According to Jeon, the farm owner Sebastian Villamizar was a passionate person who shared a lot of their know-hows about soil with her team. “They prepared the cupping table for us. I felt that their Sidra (variety) had very good sweetness. I became assured that this coffee was exactly matched our WBC theme, ‘Carbohydrate.’”

Sidra variety is a cross between Bourbon and Typica, which are both Arabica beans. The La Palma El Tucan Estate first planted the new variety beans in 2012. “Cold winds from the Andes and warm winds from Tolima create dramatic temperature differences at the farm. This causes ‘stress’ to the plantation, but the resulting effect is very positive,” Jeon stated in her routine.

The developing carbohydrates in the coffee cherries as well as 65% more mucilage contributed to a sweeter taste with a more complex profile in Jeon’s cup. The natural processed anaerobic fermented Sidra beans were also used by the finalist Cole Torode, who ranked 3rd at this year’s WBC.

“This kind of fermentation breaks down the carbohydrates in the cherries and also increases the concentration of lactic acid, which contributes to the body, fruit flavors, and tartaric acid of my coffee,” Jeon explained. The increasing popularity of Sidra variety in competitions is obvious; however, it remains unknown whether we will see more baristas competing with Sidra.

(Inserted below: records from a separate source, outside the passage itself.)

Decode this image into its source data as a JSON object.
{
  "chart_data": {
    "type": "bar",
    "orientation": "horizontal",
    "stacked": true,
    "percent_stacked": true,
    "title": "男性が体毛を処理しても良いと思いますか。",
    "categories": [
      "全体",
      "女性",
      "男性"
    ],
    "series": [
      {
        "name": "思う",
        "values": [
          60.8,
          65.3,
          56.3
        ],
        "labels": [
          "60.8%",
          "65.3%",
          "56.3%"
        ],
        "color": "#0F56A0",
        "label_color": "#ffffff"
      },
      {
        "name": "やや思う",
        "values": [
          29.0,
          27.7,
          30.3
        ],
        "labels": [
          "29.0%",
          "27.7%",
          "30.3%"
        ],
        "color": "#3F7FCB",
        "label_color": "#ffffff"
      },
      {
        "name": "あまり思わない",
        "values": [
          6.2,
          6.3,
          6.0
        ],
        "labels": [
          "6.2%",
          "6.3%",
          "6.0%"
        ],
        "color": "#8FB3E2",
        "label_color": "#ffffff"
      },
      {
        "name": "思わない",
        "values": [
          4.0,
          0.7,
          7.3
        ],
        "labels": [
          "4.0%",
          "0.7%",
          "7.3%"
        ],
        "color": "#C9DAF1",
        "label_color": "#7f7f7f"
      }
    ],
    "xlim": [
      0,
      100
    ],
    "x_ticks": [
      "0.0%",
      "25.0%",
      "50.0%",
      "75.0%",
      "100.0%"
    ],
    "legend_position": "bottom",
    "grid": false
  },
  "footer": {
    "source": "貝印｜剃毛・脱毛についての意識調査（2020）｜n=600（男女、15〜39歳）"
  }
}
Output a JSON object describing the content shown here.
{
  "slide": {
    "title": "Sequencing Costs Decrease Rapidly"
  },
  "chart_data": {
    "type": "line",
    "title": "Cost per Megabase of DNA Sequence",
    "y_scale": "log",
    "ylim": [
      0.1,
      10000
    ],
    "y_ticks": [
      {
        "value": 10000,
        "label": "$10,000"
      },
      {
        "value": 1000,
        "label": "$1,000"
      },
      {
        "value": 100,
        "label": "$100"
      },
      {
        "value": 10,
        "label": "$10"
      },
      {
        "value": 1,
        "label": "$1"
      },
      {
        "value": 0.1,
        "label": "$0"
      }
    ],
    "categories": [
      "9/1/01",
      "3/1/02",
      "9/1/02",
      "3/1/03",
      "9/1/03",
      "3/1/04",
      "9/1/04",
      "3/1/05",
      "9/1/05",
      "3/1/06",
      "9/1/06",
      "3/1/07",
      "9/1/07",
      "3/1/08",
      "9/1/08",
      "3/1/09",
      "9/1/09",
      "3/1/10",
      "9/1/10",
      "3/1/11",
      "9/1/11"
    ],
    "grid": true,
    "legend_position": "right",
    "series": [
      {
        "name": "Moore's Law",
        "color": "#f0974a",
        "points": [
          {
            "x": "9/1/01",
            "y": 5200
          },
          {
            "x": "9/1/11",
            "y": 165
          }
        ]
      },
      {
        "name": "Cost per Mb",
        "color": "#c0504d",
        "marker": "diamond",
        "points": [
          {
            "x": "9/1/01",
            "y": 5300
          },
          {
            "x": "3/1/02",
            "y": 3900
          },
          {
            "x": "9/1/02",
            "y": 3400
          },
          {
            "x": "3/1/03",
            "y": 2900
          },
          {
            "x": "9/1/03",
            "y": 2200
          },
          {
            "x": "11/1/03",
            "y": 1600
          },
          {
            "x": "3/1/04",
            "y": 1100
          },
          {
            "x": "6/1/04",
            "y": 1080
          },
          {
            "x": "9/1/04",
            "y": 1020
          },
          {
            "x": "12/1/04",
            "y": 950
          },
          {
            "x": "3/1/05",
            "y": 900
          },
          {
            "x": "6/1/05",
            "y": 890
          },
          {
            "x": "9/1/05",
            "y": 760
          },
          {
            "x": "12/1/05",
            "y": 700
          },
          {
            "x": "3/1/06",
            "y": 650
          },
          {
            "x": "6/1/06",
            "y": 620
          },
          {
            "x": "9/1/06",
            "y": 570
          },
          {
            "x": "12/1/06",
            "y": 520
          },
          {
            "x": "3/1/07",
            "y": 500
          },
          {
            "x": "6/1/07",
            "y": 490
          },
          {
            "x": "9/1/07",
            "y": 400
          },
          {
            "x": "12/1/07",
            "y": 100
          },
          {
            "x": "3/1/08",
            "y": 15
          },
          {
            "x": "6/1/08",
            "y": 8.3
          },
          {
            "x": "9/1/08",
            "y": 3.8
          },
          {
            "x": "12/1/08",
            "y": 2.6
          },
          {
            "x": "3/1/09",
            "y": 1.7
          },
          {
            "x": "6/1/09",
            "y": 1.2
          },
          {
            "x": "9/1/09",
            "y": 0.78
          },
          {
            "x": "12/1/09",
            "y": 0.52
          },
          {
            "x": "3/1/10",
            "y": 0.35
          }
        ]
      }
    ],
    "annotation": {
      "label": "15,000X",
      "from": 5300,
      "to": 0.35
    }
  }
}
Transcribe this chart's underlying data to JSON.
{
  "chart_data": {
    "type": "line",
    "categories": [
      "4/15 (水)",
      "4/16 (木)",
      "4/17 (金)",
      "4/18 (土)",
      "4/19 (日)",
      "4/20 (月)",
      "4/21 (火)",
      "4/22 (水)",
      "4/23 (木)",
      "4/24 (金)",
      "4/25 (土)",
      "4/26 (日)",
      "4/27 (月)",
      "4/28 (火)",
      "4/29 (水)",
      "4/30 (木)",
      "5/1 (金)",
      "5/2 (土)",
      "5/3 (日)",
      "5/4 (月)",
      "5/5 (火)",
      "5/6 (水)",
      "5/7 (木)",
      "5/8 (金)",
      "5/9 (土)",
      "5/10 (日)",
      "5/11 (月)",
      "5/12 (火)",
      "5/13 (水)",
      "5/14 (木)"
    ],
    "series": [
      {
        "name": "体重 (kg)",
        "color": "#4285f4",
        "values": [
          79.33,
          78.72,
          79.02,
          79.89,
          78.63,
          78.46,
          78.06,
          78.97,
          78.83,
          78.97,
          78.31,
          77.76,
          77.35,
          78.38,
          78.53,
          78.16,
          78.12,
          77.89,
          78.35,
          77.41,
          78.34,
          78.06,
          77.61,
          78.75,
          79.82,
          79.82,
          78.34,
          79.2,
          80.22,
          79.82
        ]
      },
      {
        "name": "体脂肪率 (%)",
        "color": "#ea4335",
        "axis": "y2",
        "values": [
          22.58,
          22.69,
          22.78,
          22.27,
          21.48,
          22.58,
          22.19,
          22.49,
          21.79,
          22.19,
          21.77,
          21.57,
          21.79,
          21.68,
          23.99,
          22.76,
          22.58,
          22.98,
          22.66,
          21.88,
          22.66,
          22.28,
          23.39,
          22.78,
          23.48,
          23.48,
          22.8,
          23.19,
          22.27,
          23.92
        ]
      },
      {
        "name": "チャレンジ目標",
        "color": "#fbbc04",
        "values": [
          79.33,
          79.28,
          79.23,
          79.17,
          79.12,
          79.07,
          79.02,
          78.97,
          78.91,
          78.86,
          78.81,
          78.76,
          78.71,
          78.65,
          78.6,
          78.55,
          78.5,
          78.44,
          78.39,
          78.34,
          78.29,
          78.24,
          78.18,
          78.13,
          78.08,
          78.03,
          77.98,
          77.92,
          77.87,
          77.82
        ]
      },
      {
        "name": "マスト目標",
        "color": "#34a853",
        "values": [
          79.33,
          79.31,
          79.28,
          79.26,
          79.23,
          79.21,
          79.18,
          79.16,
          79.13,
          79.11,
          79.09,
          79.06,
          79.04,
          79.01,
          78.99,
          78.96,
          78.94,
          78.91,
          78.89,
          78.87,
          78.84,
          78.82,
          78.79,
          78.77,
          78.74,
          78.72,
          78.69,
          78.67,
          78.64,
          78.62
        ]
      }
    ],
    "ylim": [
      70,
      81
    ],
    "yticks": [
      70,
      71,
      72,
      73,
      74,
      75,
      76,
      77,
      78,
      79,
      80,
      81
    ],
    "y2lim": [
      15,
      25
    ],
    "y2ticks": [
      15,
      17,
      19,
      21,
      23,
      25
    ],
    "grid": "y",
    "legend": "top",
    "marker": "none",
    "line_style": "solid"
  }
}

Female Baristas in the Spotlight

As the second female champion of the WBC, Jeon never sees gender as a challenge as she has competed in the past. “To be honest, I don’t feel difficult because I am a female. In fact, this is the challenge with myself, not the gender.”

Back in South Korea, Jeon is happy to see an increasing number of Koreans getting more interested in single origin coffee and filter brewing — the specialty coffee scene is growing there. Many of them now have much knowledge about the flavors of specialty coffee, and enjoy the coffee, according to Jeon. “The number of local baristas in Korea is increasing continuously. This trend also makes the retail specialty coffee market bigger every year,” said Jeon proudly. “I want to introduce the world of specialty coffee to people, not only professionals but also to people who don’t know about this field. I want to broaden the public’s concept of specialty coffee.”

Also as a barista who loves travelling, Jeon plans to visit more origin farms and participate in researches and development to improve coffee quality as well as lives of people on the farm. To Jeon, the best thing that she has learned from coffee is people. “I have met so many people, not only the people in coffee industries (baristas, roasters, and producers), but also the people in various fields. They made my life more abundant.” Stated in her routine, “there has never been a better time in history to drink coffee.” Farmers, roaster and baristas are all connected and collaborating together to create higher quality coffee than ever before. So which is your favorite cup of coffee?

Q&A with Jooyeon Jeon

What’s your favorite part of working at Momos Coffee?
My main duty is to meet many people both professional coffee geeks and the people who are just interested in coffee, and let them know about the world of specialty coffee.

What did you want to do when you were a kid?
Actually I wanted to be a kindergarten teacher at an early age. Because I like children and like to share my experience with the people.

When did you start to compete professionally?
I have been working in coffee for 12 years and firstly knew about WBC in 2009. Since that time, I have taken the challenge to compete.

Have you tried any coffee roasted by Chinese baristas? How do you like it?
Yes, I visited Café Show in Beijing last year and tasted Chinese roasted coffee. I was very satisfied with the flavors and good quality. I was also very surprised at the fast growing of specialty coffee market in a short time.

What do you like to do for leisure?
I love travelling. I like to different spaces out there. I cannot wait to go somewhere.

What’s your favorite cup?
I basically like coffee with a clean cup. So I prefer washed coffee to the natural one. Regarding espresso, I like the one with good sweetness and body. I recently fell in love with several coffee from Ecuador.